A recent report by the Office of Justice Assistance found approximately 370 Wisconsin officers were assaulted and injured in the line of duty last year, representing a 17 percent increase over the year before. Because this is dangerous work, police training is critical to our officers’ personal survival and ability to protect others.
We hear and read citizen comments from those who wonder aloud about possible alternatives to a shooting strategy that may result in a fatality, such as shooting someone in the leg, for example.
To be clear, officers are trained to end the threats they confront as quickly and effectively as possible to reduce the dangers they pose to all those around them. Endless studies have found that when forced to make an instantaneous decision about discharging a firearm in the name of protecting those in imminent danger, it is highly ineffective to shoot at a rapidly moving and small extremity — such as an arm or leg.

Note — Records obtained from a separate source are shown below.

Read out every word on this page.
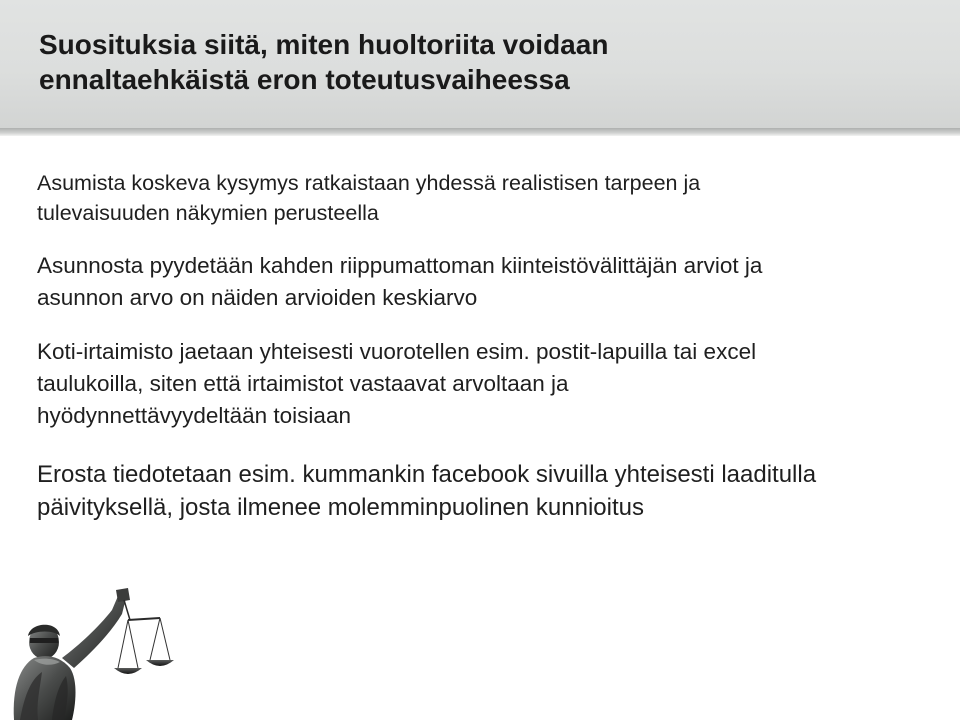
Suosituksia siitä, miten huoltoriita voidaan
ennaltaehkäistä eron toteutusvaiheessa

Asumista koskeva kysymys ratkaistaan yhdessä realistisen tarpeen ja
tulevaisuuden näkymien perusteella

Asunnosta pyydetään kahden riippumattoman kiinteistövälittäjän arviot ja
asunnon arvo on näiden arvioiden keskiarvo

Koti-irtaimisto jaetaan yhteisesti vuorotellen esim. postit-lapuilla tai excel
taulukoilla, siten että irtaimistot vastaavat arvoltaan ja
hyödynnettävyydeltään toisiaan

Erosta tiedotetaan esim. kummankin facebook sivuilla yhteisesti laaditulla
päivityksellä, josta ilmenee molemminpuolinen kunnioitus
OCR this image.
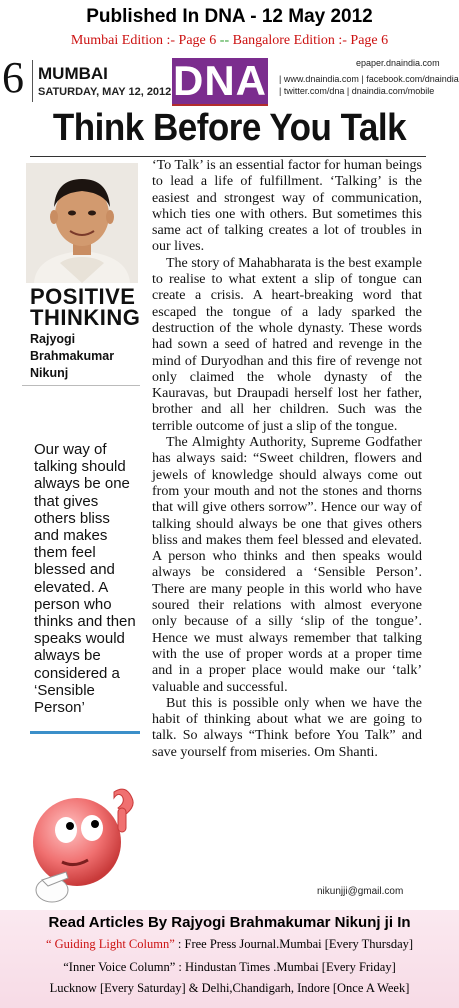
Published In DNA - 12 May 2012
Mumbai Edition :- Page 6 -- Bangalore Edition :- Page 6
6 MUMBAI
SATURDAY, MAY 12, 2012 DNA	epaper.dnaindia.com
| www.dnaindia.com | facebook.com/dnaindia
| twitter.com/dna | dnaindia.com/mobile
Think Before You Talk
POSITIVE
THINKING
Rajyogi
Brahmakumar
Nikunj
Our way of talking should always be one that gives others bliss and makes them feel blessed and elevated. A person who thinks and then speaks would always be considered a ‘Sensible Person’

‘To Talk’ is an essential factor for human beings to lead a life of fulfillment. ‘Talking’ is the easiest and strongest way of communication, which ties one with others. But sometimes this same act of talking creates a lot of troubles in our lives.

The story of Mahabharata is the best example to realise to what extent a slip of tongue can create a crisis. A heart-breaking word that escaped the tongue of a lady sparked the destruction of the whole dynasty. These words had sown a seed of hatred and revenge in the mind of Duryodhan and this fire of revenge not only claimed the whole dynasty of the Kauravas, but Draupadi herself lost her father, brother and all her children. Such was the terrible outcome of just a slip of the tongue.

The Almighty Authority, Supreme Godfather has always said: “Sweet children, flowers and jewels of knowledge should always come out from your mouth and not the stones and thorns that will give others sorrow”. Hence our way of talking should always be one that gives others bliss and makes them feel blessed and elevated. A person who thinks and then speaks would always be considered a ‘Sensible Person’. There are many people in this world who have soured their relations with almost everyone only because of a silly ‘slip of the tongue’. Hence we must always remember that talking with the use of proper words at a proper time and in a proper place would make our ‘talk’ valuable and successful.

But this is possible only when we have the habit of thinking about what we are going to talk. So always “Think before You Talk” and save yourself from miseries. Om Shanti.

nikunjji@gmail.com
Read Articles By Rajyogi Brahmakumar Nikunj ji In
“ Guiding Light Column” : Free Press Journal.Mumbai [Every Thursday]
“Inner Voice Column” : Hindustan Times .Mumbai [Every Friday]
Lucknow [Every Saturday] & Delhi,Chandigarh, Indore [Once A Week]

Police are trained to quickly and successfully end the threat. They do not take chances when it comes to protecting the community or each other from potentially dangerous people.
The men and women of the Madison Police Department are committed to one thing — protecting this community each and every day they put on the uniform. Like you, they too want this community to be safe for all of us.
We appreciate that more people are engaged in a discussion about how law enforcement can best protect our residents. But rest assured, officers don’t shoot with the intent to kill. They shoot so we can all live safely in this city we share and love.
Palmer is executive director of the Wisconsin Professional Police Association.